# Headllights



## wright1 (Nov 30, 2006)

I have an 03 Max GLE, the fog lights are shinning brighter than the low beams. Do I need to replace to low beam bulbs? If so what kind? Also my radio controls on the steering wheel are not working and suggestions on how to fix it.


----------



## RedHead7 (May 30, 2006)

The lightbulbs in your low beams might be going bad, but then again, the car might have come with brighter bulbs in the fogs than the low beams. You could go out and buy some Slyvania Silverstars or Silverstar Ultras. They are very bright halogen bulbs, the brightest you can go without converting them to HID bulbs. They are a little expensive though, probably $40 a pair.


----------



## ChuckFrontier06 (Jul 25, 2006)

_*Doesn't your car have HIDs?*_


----------



## wright1 (Nov 30, 2006)

I don't think so.


----------



## ChuckFrontier06 (Jul 25, 2006)

wright1 said:


> I don't think so.


_*Did you buy the car new? As far as I know the 2002-03 Maxima came with factory Xenon HID headlights.
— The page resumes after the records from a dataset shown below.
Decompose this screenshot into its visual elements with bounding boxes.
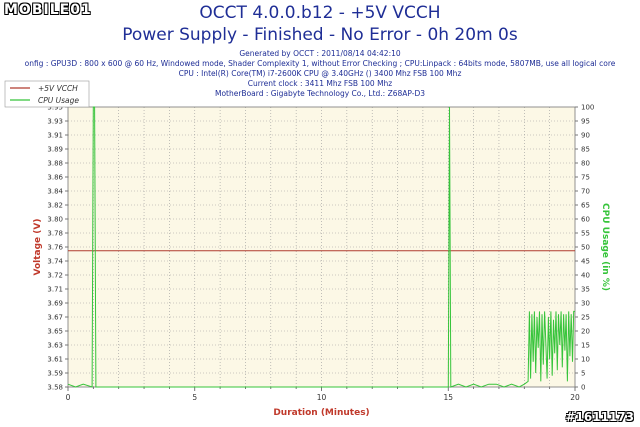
y-right-tick-label: 70 bbox=[581, 188, 590, 196]
series-line-cpu-usage bbox=[67, 106, 575, 388]
y-right-tick-label: 80 bbox=[581, 160, 590, 168]
y-left-tick-label: 3.82 bbox=[47, 202, 63, 210]
y-left-tick-label: 3.63 bbox=[47, 342, 63, 350]
y-left-axis-label: Voltage (V) bbox=[33, 219, 43, 276]
y-left-tick-label: 3.61 bbox=[47, 356, 63, 364]
y-right-tick-label: 0 bbox=[581, 384, 585, 392]
x-tick-label: 0 bbox=[66, 393, 71, 402]
y-right-tick-label: 45 bbox=[581, 258, 590, 266]
y-left-tick-label: 3.67 bbox=[47, 314, 63, 322]
y-left-tick-label: 3.89 bbox=[47, 146, 63, 154]
chart-subtitle: Power Supply - Finished - No Error - 0h … bbox=[122, 25, 518, 45]
y-left-tick-label: 3.78 bbox=[47, 230, 63, 238]
info-motherboard: MotherBoard : Gigabyte Technology Co., L… bbox=[214, 89, 426, 98]
y-right-tick-label: 15 bbox=[581, 342, 590, 350]
legend-label: +5V VCCH bbox=[38, 84, 78, 93]
y-right-tick-label: 30 bbox=[581, 300, 590, 308]
y-right-tick-label: 60 bbox=[581, 216, 590, 224]
y-right-tick-label: 65 bbox=[581, 202, 590, 210]
y-left-tick-label: 3.58 bbox=[47, 384, 63, 392]
y-right-tick-label: 50 bbox=[581, 244, 590, 252]
info-generated: Generated by OCCT : 2011/08/14 04:42:10 bbox=[239, 49, 401, 58]
y-left-tick-label: 3.59 bbox=[47, 370, 63, 378]
y-left-tick-label: 3.93 bbox=[47, 118, 63, 126]
y-left-tick-label: 3.71 bbox=[47, 286, 63, 294]
y-right-axis-label: CPU Usage (in %) bbox=[600, 203, 610, 291]
info-config: onfig : GPU3D : 800 x 600 @ 60 Hz, Windo… bbox=[24, 59, 616, 68]
legend-box bbox=[4, 80, 90, 108]
chart-title: OCCT 4.0.0.b12 - +5V VCCH bbox=[199, 3, 441, 23]
y-right-tick-label: 40 bbox=[581, 272, 590, 280]
y-right-tick-label: 85 bbox=[581, 146, 590, 154]
y-left-tick-label: 3.84 bbox=[47, 188, 63, 196]
legend-label: CPU Usage bbox=[38, 96, 79, 105]
y-left-tick-label: 3.80 bbox=[47, 216, 63, 224]
y-left-tick-label: 3.69 bbox=[47, 300, 63, 308]
x-tick-label: 5 bbox=[192, 393, 197, 402]
y-left-tick-label: 3.95 bbox=[47, 104, 63, 112]
y-right-tick-label: 20 bbox=[581, 328, 590, 336]
x-tick-label: 15 bbox=[443, 393, 453, 402]
y-left-tick-label: 3.74 bbox=[47, 258, 63, 266]
x-axis-label: Duration (Minutes) bbox=[273, 408, 369, 418]
y-right-tick-label: 75 bbox=[581, 174, 590, 182]
watermark-logo: MOBILE01 bbox=[4, 2, 92, 18]
y-left-tick-label: 3.88 bbox=[47, 160, 63, 168]
y-left-tick-label: 3.72 bbox=[47, 272, 63, 280]
y-right-tick-label: 10 bbox=[581, 356, 590, 364]
info-cpu: CPU : Intel(R) Core(TM) i7-2600K CPU @ 3… bbox=[178, 69, 462, 78]
watermark-id: #1611173 bbox=[565, 410, 634, 424]
x-tick-label: 10 bbox=[317, 393, 327, 402]
y-right-tick-label: 55 bbox=[581, 230, 590, 238]
y-right-tick-label: 5 bbox=[581, 370, 585, 378]
y-right-tick-label: 95 bbox=[581, 118, 590, 126]
info-clock: Current clock : 3411 Mhz FSB 100 Mhz bbox=[247, 79, 393, 88]
y-right-tick-label: 25 bbox=[581, 314, 590, 322]
y-left-tick-label: 3.91 bbox=[47, 132, 63, 140]
y-right-tick-label: 90 bbox=[581, 132, 590, 140]
y-right-tick-label: 100 bbox=[581, 104, 594, 112]
x-tick-label: 20 bbox=[570, 393, 580, 402]
y-left-tick-label: 3.65 bbox=[47, 328, 63, 336]
y-right-tick-label: 35 bbox=[581, 286, 590, 294]
y-left-tick-label: 3.86 bbox=[47, 174, 63, 182]
y-left-tick-label: 3.76 bbox=[47, 244, 63, 252]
Some people replaced them with halogens from 2001 Maximas after their HIDs were stolen.*_


----------



## biglux1 (Jan 29, 2007)

either way the size of the bulb is 9005 so you can go to any auto store and pick up a pair installation is very easy, you could also put the HIDs in which came stock with the car


----------



## ChuckFrontier06 (Jul 25, 2006)

biglux1 said:


> either way the size of the bulb is 9005 so you can go to any auto store and pick up a pair installation is very easy, you could also put the HIDs in which came stock with the car



_*A 9005 is a high beam bulb.*_


----------



## NissanOnly (Jul 9, 2006)

Yeah 9005 for the high beams... the low beam is a D2R HID. If you have headlights that look like you have 4 lights... then you have HID for low beam.


----------